Si loin que nous soyons ici de Corneille, nous rencontrons toutefois des exclamations douloureuses dont il s’est souvenu :


O caduca edad cansada !
Estoy por pasarme el pecho…

Ah, tiempo ingrato, que has hecho ?

Il faut donc qu’il s’adresse à l’un de ses fils pour avoir un vengeur. Il les appelle successivement, les plus jeunes d’abord, pour les mettre à l’épreuve. Ce qu’il cherche en eux c’est l’énergie vindicative qu’il ne trouvera à son gré que chez Rodrigue. L’épreuve, pour Hernan Diaz, puis pour Bermudo, consiste à leur serrer les os de la main : les jeunes gens ne manifestent qu’une douleur plaintive, tandis que Rodrigue à qui son père mord le doigt, s’écrie : « Lâchez-moi, mon père, lâchez-moi à la malheure ! Lâchez ; si vous n’étiez pas mon père, je vous donnerais un soufflet. — D. Diègue : Et ce ne serait pas le premier ! — Rodrigue : Comment ? — D. Diègue : Fils de mon âme, voilà le ressentiment que j’adore, voilà la colère qui me plaît, la vaillance que je bénis… » Cette tirade, qui se prolonge, est une des plus belles de Castro, et Corneille a reconnu son obligation[2], malgré le noble détour par lequel il a su épargner à son public français le naïf récit des romances.
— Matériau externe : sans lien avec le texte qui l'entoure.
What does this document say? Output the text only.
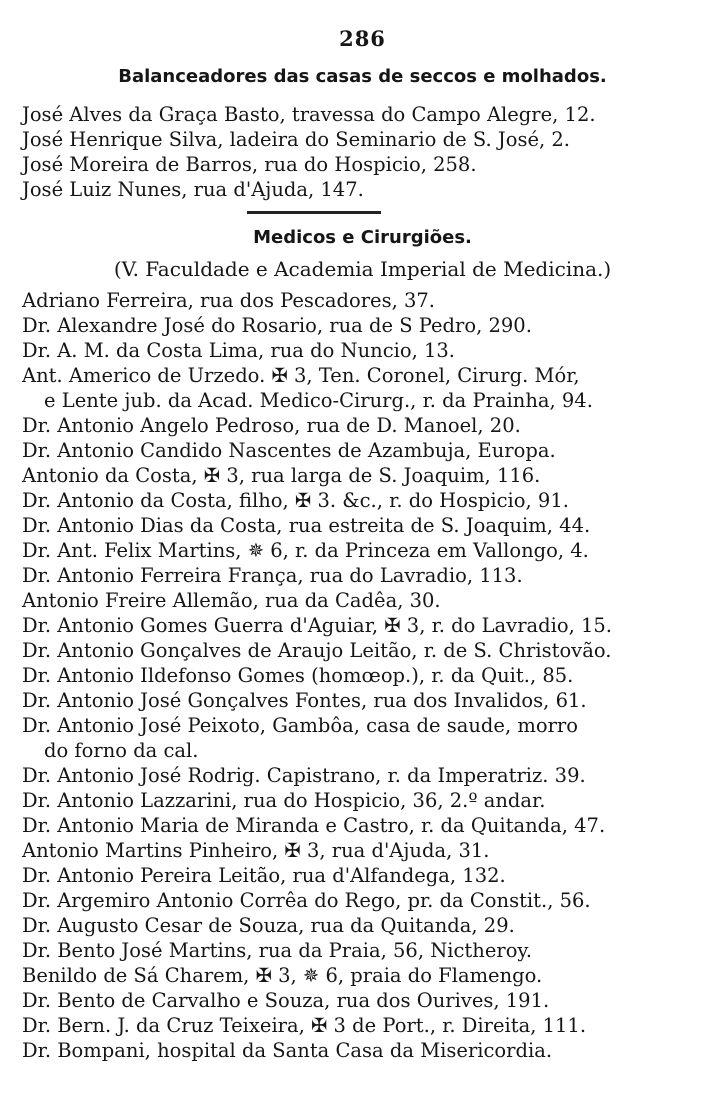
286
Balanceadores das casas de seccos e molhados.
José Alves da Graça Basto, travessa do Campo Alegre, 12.
José Henrique Silva, ladeira do Seminario de S. José, 2.
José Moreira de Barros, rua do Hospicio, 258.
José Luiz Nunes, rua d'Ajuda, 147.
Medicos e Cirurgiões.
(V. Faculdade e Academia Imperial de Medicina.)
Adriano Ferreira, rua dos Pescadores, 37.
Dr. Alexandre José do Rosario, rua de S Pedro, 290.
Dr. A. M. da Costa Lima, rua do Nuncio, 13.
Ant. Americo de Urzedo. ✠ 3, Ten. Coronel, Cirurg. Mór,
e Lente jub. da Acad. Medico-Cirurg., r. da Prainha, 94.
Dr. Antonio Angelo Pedroso, rua de D. Manoel, 20.
Dr. Antonio Candido Nascentes de Azambuja, Europa.
Antonio da Costa, ✠ 3, rua larga de S. Joaquim, 116.
Dr. Antonio da Costa, filho, ✠ 3. &c., r. do Hospicio, 91.
Dr. Antonio Dias da Costa, rua estreita de S. Joaquim, 44.
Dr. Ant. Felix Martins, ✵ 6, r. da Princeza em Vallongo, 4.
Dr. Antonio Ferreira França, rua do Lavradio, 113.
Antonio Freire Allemão, rua da Cadêa, 30.
Dr. Antonio Gomes Guerra d'Aguiar, ✠ 3, r. do Lavradio, 15.
Dr. Antonio Gonçalves de Araujo Leitão, r. de S. Christovão.
Dr. Antonio Ildefonso Gomes (homœop.), r. da Quit., 85.
Dr. Antonio José Gonçalves Fontes, rua dos Invalidos, 61.
Dr. Antonio José Peixoto, Gambôa, casa de saude, morro
do forno da cal.
Dr. Antonio José Rodrig. Capistrano, r. da Imperatriz. 39.
Dr. Antonio Lazzarini, rua do Hospicio, 36, 2.º andar.
Dr. Antonio Maria de Miranda e Castro, r. da Quitanda, 47.
Antonio Martins Pinheiro, ✠ 3, rua d'Ajuda, 31.
Dr. Antonio Pereira Leitão, rua d'Alfandega, 132.
Dr. Argemiro Antonio Corrêa do Rego, pr. da Constit., 56.
Dr. Augusto Cesar de Souza, rua da Quitanda, 29.
Dr. Bento José Martins, rua da Praia, 56, Nictheroy.
Benildo de Sá Charem, ✠ 3, ✵ 6, praia do Flamengo.
Dr. Bento de Carvalho e Souza, rua dos Ourives, 191.
Dr. Bern. J. da Cruz Teixeira, ✠ 3 de Port., r. Direita, 111.
Dr. Bompani, hospital da Santa Casa da Misericordia.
L’autorité en était si absolue pour les Espagnols, que Castro, ici et ailleurs, semble se plaire à en copier le texte littéralement ; et que même, chose assez bizarre, le traducteur espagnol du Cid français, quarante ans environ après Castro, Diamante, qui destinait sa traduction à la scène, n’a pas cru pouvoir se

  1. Et ce fer que mon bras ne peut plus soutenir,
    ---Je le remets au tien pour venger et punir. »
    (Acte I, scène v, vers 271 et 272.)
  2. Voyez dans la première section de l’Appendice, p. 200, la citation relative aux vers 262 et suivants.